Nel 1989, lo scrittore canadese James Bacque pubblicò il suo lavoro intitolato Altre Perdite, sostenendo che quasi un milione di prigionieri del Rheinwiesenlager morirono a causa di malattie, fame e freddo. Tuttavia, Ambrose scrisse su The New York Times che il lavoro di Bacque era "errato in aspetti fondamentali. Bacque usa male i documenti; legge male i documenti; ignora le prove contrarie... e come risultato di queste e altre carenze, giunge a conclusioni e fa accuse che sono chiaramente assurde".

Dominio PubblicoLe condizioni variavano da campo a campo, ma anche i prigionieri che riuscivano a montare una tenda temporanea dovevano condividere il loro piccolo spazio con altri.

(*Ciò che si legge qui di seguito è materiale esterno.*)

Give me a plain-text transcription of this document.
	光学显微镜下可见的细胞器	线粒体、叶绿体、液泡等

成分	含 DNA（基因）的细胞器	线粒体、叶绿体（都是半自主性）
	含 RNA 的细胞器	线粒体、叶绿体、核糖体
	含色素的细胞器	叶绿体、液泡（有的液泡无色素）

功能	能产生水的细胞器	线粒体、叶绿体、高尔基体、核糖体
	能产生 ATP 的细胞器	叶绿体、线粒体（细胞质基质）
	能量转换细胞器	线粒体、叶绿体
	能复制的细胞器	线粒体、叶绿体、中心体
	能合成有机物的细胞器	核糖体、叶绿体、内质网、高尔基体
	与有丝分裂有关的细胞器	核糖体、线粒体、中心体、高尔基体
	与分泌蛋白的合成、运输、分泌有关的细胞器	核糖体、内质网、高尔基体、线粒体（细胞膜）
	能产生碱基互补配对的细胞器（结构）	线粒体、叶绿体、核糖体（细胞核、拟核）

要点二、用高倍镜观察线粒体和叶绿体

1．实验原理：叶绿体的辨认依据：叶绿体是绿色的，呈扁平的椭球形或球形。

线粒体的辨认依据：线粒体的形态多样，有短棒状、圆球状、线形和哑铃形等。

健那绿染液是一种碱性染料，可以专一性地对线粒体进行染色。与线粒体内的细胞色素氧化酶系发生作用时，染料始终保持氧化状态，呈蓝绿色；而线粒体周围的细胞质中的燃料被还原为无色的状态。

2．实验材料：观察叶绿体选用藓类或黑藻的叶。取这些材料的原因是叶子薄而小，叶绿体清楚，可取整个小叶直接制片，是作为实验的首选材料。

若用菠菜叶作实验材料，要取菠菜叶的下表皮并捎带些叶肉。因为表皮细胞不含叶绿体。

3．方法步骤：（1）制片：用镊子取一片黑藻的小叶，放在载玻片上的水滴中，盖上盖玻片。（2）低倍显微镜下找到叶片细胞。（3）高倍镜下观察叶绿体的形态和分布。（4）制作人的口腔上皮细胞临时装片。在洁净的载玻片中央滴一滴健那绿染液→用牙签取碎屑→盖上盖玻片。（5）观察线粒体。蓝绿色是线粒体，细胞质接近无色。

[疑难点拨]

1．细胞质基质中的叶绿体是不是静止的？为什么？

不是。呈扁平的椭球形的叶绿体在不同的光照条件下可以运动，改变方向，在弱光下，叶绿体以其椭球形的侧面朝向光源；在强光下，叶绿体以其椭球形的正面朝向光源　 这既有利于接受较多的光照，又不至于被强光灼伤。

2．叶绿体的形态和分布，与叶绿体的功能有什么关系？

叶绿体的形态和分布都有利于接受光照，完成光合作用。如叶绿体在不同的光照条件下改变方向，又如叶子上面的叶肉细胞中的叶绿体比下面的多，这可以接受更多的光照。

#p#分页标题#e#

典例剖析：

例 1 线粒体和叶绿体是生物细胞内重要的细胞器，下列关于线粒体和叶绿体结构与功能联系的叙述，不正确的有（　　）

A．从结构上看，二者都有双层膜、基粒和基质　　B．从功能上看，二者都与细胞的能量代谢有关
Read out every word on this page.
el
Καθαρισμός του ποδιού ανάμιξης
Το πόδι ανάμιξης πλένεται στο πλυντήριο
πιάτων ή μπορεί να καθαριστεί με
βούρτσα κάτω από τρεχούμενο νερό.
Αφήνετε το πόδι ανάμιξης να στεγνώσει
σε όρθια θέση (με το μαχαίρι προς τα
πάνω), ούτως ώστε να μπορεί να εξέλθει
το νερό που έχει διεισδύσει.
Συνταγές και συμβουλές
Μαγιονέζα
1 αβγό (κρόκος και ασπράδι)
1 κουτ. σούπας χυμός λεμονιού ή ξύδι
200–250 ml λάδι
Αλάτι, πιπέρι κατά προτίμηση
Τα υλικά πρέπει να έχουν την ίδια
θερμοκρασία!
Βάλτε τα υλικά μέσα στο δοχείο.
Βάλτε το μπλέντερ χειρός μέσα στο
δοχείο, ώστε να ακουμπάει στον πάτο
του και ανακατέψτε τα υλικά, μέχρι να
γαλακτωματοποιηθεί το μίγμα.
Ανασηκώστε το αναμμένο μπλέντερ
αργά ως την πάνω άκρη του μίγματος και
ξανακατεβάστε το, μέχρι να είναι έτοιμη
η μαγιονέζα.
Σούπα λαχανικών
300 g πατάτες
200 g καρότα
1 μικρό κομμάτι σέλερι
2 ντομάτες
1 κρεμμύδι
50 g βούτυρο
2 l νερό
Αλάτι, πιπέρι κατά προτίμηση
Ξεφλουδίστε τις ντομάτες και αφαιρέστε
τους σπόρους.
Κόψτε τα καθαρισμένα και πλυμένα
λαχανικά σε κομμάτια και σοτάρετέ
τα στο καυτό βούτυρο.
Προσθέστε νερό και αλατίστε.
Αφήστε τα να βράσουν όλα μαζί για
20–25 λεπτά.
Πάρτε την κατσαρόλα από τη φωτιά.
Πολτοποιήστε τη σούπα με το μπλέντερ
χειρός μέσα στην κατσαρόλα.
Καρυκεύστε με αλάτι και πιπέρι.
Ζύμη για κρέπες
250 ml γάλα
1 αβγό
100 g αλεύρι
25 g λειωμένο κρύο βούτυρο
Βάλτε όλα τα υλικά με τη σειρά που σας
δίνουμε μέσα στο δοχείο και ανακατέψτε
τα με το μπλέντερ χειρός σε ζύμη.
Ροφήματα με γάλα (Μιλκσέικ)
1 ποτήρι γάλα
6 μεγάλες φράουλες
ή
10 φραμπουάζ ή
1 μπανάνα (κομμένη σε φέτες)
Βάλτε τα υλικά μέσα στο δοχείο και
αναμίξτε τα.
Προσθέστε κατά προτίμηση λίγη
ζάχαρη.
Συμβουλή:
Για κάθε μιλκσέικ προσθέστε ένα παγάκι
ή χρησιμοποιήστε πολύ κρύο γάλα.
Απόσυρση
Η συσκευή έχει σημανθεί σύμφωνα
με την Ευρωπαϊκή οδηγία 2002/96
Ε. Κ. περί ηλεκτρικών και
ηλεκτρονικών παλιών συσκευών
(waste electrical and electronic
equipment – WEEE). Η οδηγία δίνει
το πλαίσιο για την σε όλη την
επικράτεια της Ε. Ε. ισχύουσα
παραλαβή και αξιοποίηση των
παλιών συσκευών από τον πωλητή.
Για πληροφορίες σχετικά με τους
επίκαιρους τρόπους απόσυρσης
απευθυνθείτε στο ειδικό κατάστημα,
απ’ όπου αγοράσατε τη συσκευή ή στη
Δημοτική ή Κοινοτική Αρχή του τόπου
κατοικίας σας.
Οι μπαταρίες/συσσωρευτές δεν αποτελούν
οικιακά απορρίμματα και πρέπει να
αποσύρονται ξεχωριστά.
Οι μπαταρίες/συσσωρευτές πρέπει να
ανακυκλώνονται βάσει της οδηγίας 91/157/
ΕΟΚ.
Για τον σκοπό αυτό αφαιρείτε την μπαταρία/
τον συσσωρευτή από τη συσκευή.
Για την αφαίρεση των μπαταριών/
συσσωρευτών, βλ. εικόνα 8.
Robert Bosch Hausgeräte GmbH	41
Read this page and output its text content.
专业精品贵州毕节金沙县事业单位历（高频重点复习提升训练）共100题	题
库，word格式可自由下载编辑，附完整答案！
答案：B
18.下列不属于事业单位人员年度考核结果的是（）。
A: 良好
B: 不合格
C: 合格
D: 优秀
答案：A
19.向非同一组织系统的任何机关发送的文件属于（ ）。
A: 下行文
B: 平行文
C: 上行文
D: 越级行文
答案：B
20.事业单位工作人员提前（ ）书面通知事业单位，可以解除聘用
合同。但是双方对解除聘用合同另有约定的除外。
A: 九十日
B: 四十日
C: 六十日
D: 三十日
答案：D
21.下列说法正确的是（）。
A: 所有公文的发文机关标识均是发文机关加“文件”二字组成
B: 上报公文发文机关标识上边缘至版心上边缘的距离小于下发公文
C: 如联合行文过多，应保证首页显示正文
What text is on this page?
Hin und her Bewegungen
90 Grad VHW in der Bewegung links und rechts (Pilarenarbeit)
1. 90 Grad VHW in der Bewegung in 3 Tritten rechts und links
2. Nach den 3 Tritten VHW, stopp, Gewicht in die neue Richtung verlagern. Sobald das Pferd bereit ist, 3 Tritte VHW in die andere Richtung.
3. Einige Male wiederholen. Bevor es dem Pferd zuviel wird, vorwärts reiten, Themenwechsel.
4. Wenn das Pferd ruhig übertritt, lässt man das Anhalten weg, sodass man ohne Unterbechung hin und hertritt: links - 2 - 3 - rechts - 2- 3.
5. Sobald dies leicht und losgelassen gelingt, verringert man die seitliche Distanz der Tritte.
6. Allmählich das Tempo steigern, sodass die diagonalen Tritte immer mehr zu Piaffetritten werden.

Infatti, la maggior parte dei prigionieri nei Campi della Valle del Reno fu rilasciata poco dopo il loro arrivo. Solo poche settimane dopo, i membri della Gioventù Hitleriana e le donne che lavoravano come personale amministrativo per la Wehrmacht furono liberati.

Poco dopo, furono liberati anche lavoratori come agricoltori e minatori per poter contribuire agli sforzi di ricostruzione. Entro settembre 1945, cinque mesi dopo l'apertura del Rheinwiesenlager, solo un piccolo campo rimase chiuso; questo campo serviva come stazione di detenzione temporanea per i prigionieri tedeschi liberati da altre strutture in Francia.

In conclusione, è chiaro che i prigionieri del Rheinwiesenlager furono esposti a condizioni terribili. Tuttavia, sebbene il numero esatto di tedeschi morti in questi campi dell'Esercito degli Stati Uniti non sarà mai conosciuto, i tassi di mortalità non erano sufficientemente alti da essere paragonabili a quelli delle vittime dell'Olocausto perseguitate dai nazisti.